O Sindicato dos Trabalhadores em Educação Básica da Rede Oficial do Estado de Sergipe (Sintese) encaminhou ofício a todas as desembargadoras e desembargadores do Tribunal de Justiça de Sergipe (TJSE) solicitando a mediação do Poder Judiciário para retomar as negociações entre a entidade e o Governo do Estado. O objetivo é discutir a recomposição da carreira do magistério público estadual e a revisão de medidas que, segundo o sindicato, congelaram gratificações e adicionais como o triênio.

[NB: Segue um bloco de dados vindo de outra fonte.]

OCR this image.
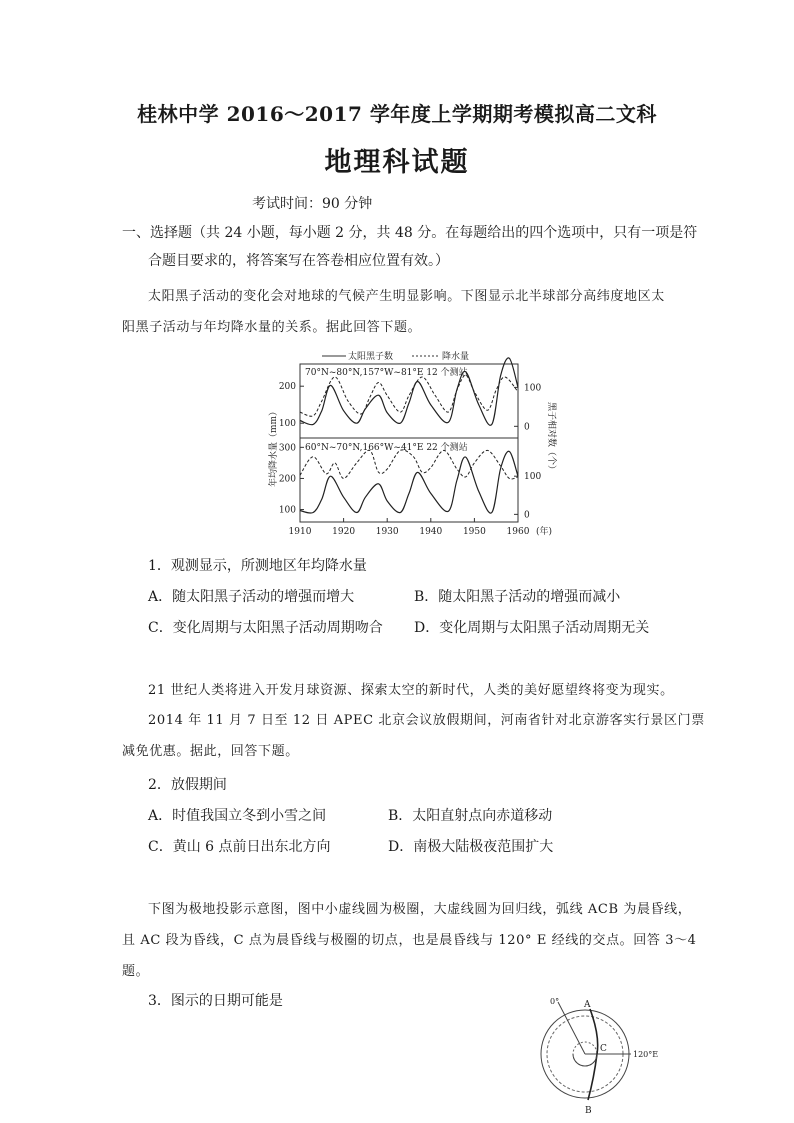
桂林中学 2016～2017 学年度上学期期考模拟高二文科
地理科试题
考试时间：90 分钟
一、选择题（共 24 小题，每小题 2 分，共 48 分。在每题给出的四个选项中，只有一项是符
合题目要求的，将答案写在答卷相应位置有效。）
太阳黑子活动的变化会对地球的气候产生明显影响。下图显示北半球部分高纬度地区太
阳黑子活动与年均降水量的关系。据此回答下题。
200
100
100
0
300
200
100
100
0
1910 1920 1930 1940 1950 1960
太阳黑子数	降水量
70°N~80°N,157°W~81°E 12 个测站
60°N~70°N,166°W~41°E 22 个测站
年均降水量（mm）	黑子相对数（个）
(年)
1．观测显示，所测地区年均降水量
A．随太阳黑子活动的增强而增大	B．随太阳黑子活动的增强而减小
C．变化周期与太阳黑子活动周期吻合 D．变化周期与太阳黑子活动周期无关
21 世纪人类将进入开发月球资源、探索太空的新时代，人类的美好愿望终将变为现实。
2014 年 11 月 7 日至 12 日 APEC 北京会议放假期间，河南省针对北京游客实行景区门票
减免优惠。据此，回答下题。
2．放假期间
A．时值我国立冬到小雪之间	B．太阳直射点向赤道移动
C．黄山 6 点前日出东北方向	D．南极大陆极夜范围扩大
下图为极地投影示意图，图中小虚线圆为极圈，大虚线圆为回归线，弧线 ACB 为晨昏线，
且 AC 段为昏线，C 点为晨昏线与极圈的切点，也是晨昏线与 120° E 经线的交点。回答 3～4
题。
3．图示的日期可能是	0°	A
B
C
120°E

No documento, o sindicato também pede que sejam cumpridas decisões do Supremo Tribunal Federal (STF) relacionadas às Ações Diretas de Inconstitucionalidade (ADIs) 4871 e 5054. De acordo com a entidade, esses julgamentos têm impacto direto na organização da carreira dos professores e na recomposição de direitos financeiros da categoria.

A ADI 4871 declarou inconstitucional a Lei Complementar Estadual nº 213/2011. Segundo o entendimento do STF, houve irregularidade na extinção dos intervalos de progressão entre níveis e classes da carreira do magistério, após a revogação dos artigos 28 e 47 da Lei Complementar nº 61/2001.

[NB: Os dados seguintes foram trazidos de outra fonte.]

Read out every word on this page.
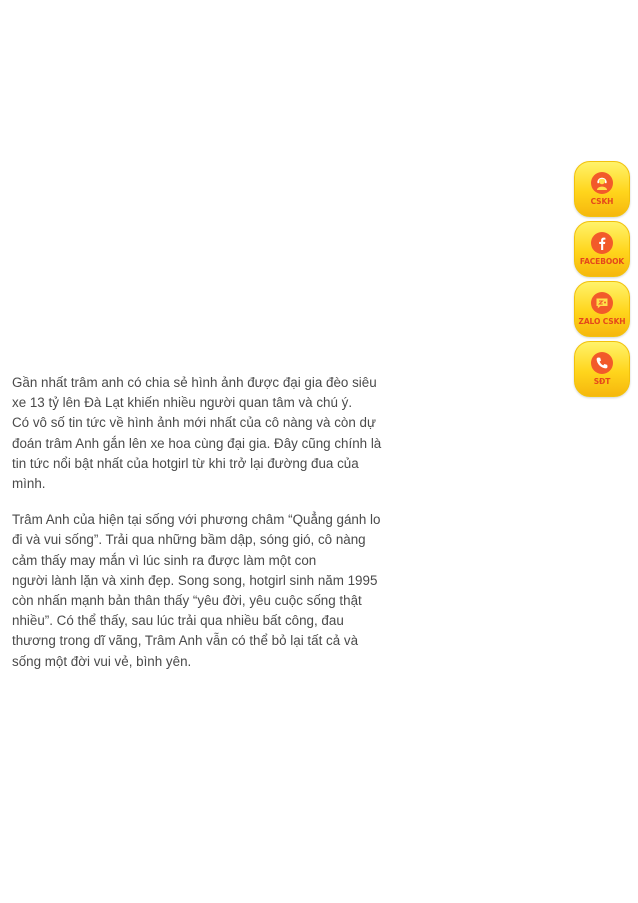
Gần nhất trâm anh có chia sẻ hình ảnh được đại gia đèo siêu
xe 13 tỷ lên Đà Lạt khiến nhiều người quan tâm và chú ý.
Có vô số tin tức về hình ảnh mới nhất của cô nàng và còn dự
đoán trâm Anh gắn lên xe hoa cùng đại gia. Đây cũng chính là
tin tức nổi bật nhất của hotgirl từ khi trở lại đường đua của
mình.

Trâm Anh của hiện tại sống với phương châm “Quẳng gánh lo
đi và vui sống”. Trải qua những bầm dập, sóng gió, cô nàng
cảm thấy may mắn vì lúc sinh ra được làm một con
người lành lặn và xinh đẹp. Song song, hotgirl sinh năm 1995
còn nhấn mạnh bản thân thấy “yêu đời, yêu cuộc sống thật
nhiều”. Có thể thấy, sau lúc trải qua nhiều bất công, đau
thương trong dĩ vãng, Trâm Anh vẫn có thể bỏ lại tất cả và
sống một đời vui vẻ, bình yên.

CSKH
FACEBOOK
ZALO CSKH
SĐT
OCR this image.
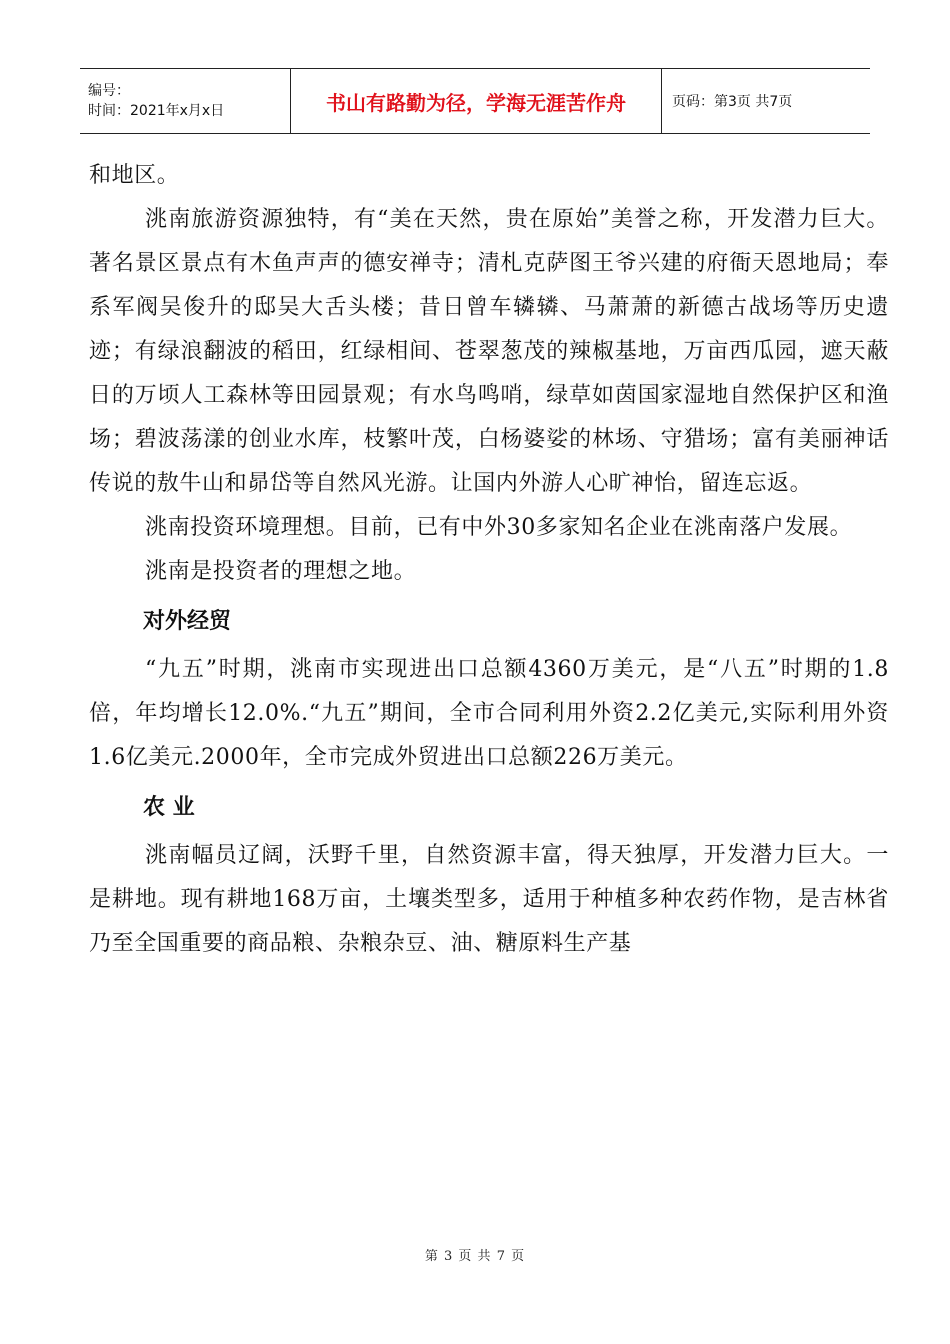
编号：
时间：2021年x月x日	书山有路勤为径，学海无涯苦作舟	页码：第3页 共7页

和地区。

洮南旅游资源独特，有“美在天然，贵在原始”美誉之称，开发潜力巨大。著名景区景点有木鱼声声的德安禅寺；清札克萨图王爷兴建的府衙天恩地局；奉系军阀吴俊升的邸吴大舌头楼；昔日曾车辚辚、马萧萧的新德古战场等历史遗迹；有绿浪翻波的稻田，红绿相间、苍翠葱茂的辣椒基地，万亩西瓜园，遮天蔽日的万顷人工森林等田园景观；有水鸟鸣哨，绿草如茵国家湿地自然保护区和渔场；碧波荡漾的创业水库，枝繁叶茂，白杨婆娑的林场、守猎场；富有美丽神话传说的敖牛山和昴岱等自然风光游。让国内外游人心旷神怡，留连忘返。

洮南投资环境理想。目前，已有中外30多家知名企业在洮南落户发展。

洮南是投资者的理想之地。

对外经贸

“九五”时期，洮南市实现进出口总额4360万美元，是“八五”时期的1.8倍，年均增长12.0%.“九五”期间，全市合同利用外资2.2亿美元,实际利用外资1.6亿美元.2000年，全市完成外贸进出口总额226万美元。

农 业

洮南幅员辽阔，沃野千里，自然资源丰富，得天独厚，开发潜力巨大。一是耕地。现有耕地168万亩，土壤类型多，适用于种植多种农药作物，是吉林省乃至全国重要的商品粮、杂粮杂豆、油、糖原料生产基

第 3 页 共 7 页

Para o presidente do Sintese, professor Roberto Silva, a decisão do Supremo estabelece a necessidade de reconstrução da estrutura original da carreira. Ele defende que a medida inclui o retorno do nível médio à condição de Nível I e a restauração dos dispositivos do plano de carreira conforme a redação estabelecida pela Lei Complementar nº 163/2009.

Já a ADI 5054 trata do entendimento do STF sobre a impossibilidade de congelamento de parcelas remuneratórias. O tema ganhou destaque em casos semelhantes ocorridos em outros estados, como no Paraná, quando representantes de policiais e bombeiros recorreram ao Supremo após mudanças em gratificações.

Segundo o dirigente sindical, a Corte também já decidiu que a transformação de gratificações percentuais em valores fixos, sem atualização, pode ferir o princípio constitucional da irredutibilidade salarial previsto no artigo 37 da Constituição Federal. Para o sindicato, essa interpretação reforça a reivindicação pela recomposição das gratificações dos profissionais da educação.

No ofício enviado ao TJSE, o Sintese menciona ainda a Resolução nº 125/2010 do Conselho Nacional de Justiça (CNJ), que orienta o Poder Judiciário a estimular mecanismos de mediação e conciliação para solução de conflitos. Com base nessa norma, a entidade pede que o tribunal atue como mediador para viabilizar a retomada do diálogo com o governo estadual.

Entre os pontos apresentados pelo sindicato estão quatro eixos principais de negociação: a recomposição da estrutura da carreira do magistério com base no plano original; o acompanhamento do cumprimento das decisões do STF nas ADIs 4871 e 5054, incluindo o descongelamento de gratificações e adicionais; a aplicação da Lei Complementar nº 226/2026, que anulou efeitos da Lei Complementar nº 173/2020 sobre a contagem de tempo de serviço de servidores; e a definição de um calendário de negociações para implementar mudanças administrativas e legislativas necessárias à carreira dos professores.

De acordo com o Sintese, as tratativas com o Governo de Sergipe vêm sendo tentadas desde 2023, mas não avançaram. O sindicato afirma que, no fim de 2025, a mesa de negociação foi encerrada sem acordo e que a categoria busca agora garantir o cumprimento de decisões judiciais e a retomada do diálogo institucional.

Paralelamente às reivindicações, os professores da rede estadual iniciaram nesta segunda-feira uma greve por tempo indeterminado. A paralisação foi aprovada pela categoria após assembleia que debateu a falta de avanços nas negociações com o governo.

O Governo de Sergipe chegou a solicitar à Justiça a declaração de ilegalidade do movimento, mas a desembargadora Simone Fraga, do Tribunal de Justiça do Estado, indeferiu o pedido, permitindo a continuidade da greve enquanto as discussões sobre as reivindicações seguem em aberto.